In a crumbling, century-and-a-half-old house in post-Independence Calcutta, a Brahmin boy named Biplob—Bilu to those who love him—is being made twice-born. His sacred thread ceremony marks him as a dwija, veiled from the faces of the unworthy, forbidden eggs and onions, handed a begging staff of bael wood. But the rituals his grandfather Anangamohan guards so fiercely are already dying, and Bilu knows it. What he cannot shake is a quieter, more terrible conviction: that he is somehow to blame for his father’s death.
Swapnamoy Chakraborty’s The Pundit is a coming-of-age novel of rare tenderness and unsparing honesty. Through Bilu’s watchful eyes, an entire vanishing world comes alive—the ink-pellet factory downstairs, the neighbours’ Trincal frocks and pump shoes, the Friday-night radio play glimpsed through a rival family’s window, the Netaji songs sung each January on the veranda. It is a childhood measured in what the family cannot afford: a radio, a new dress, two pieces of sandesh.

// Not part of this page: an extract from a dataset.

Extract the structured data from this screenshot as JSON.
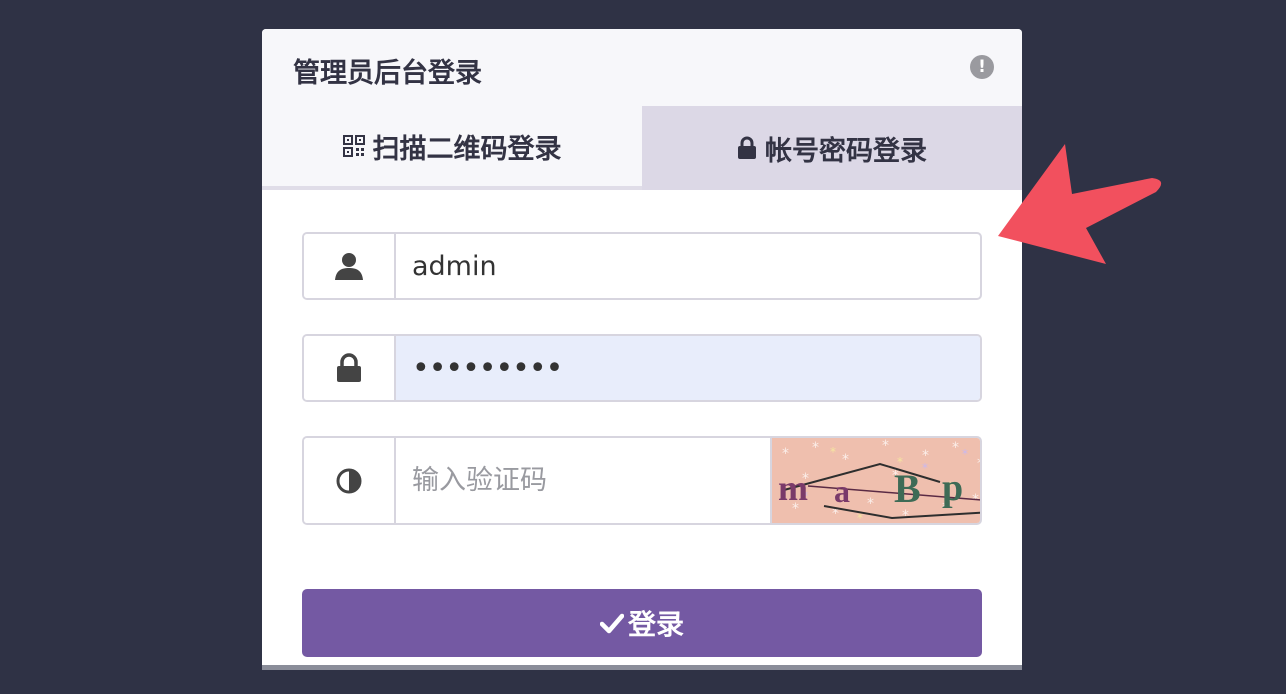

Beneath the period detail runs a deeper current. This is a story about caste and its slow unravelling, about the crushing weight of Brahmin honour on a household with no money to sustain it, and about a mother’s fury and a father’s exhausted, unkept promises. Chakraborty writes poverty not as spectacle but as texture—the false mosquito net stitched from donated gamchhas, the shame of a growing boy’s endless hunger.
At once intimate and expansive, The Pundit captures a Bengal caught between memory and modernity, faith and disillusion, the sacred and the merely survivable. It is a portrait of a boy learning that the men who are meant to be his gods are only, in the end, men.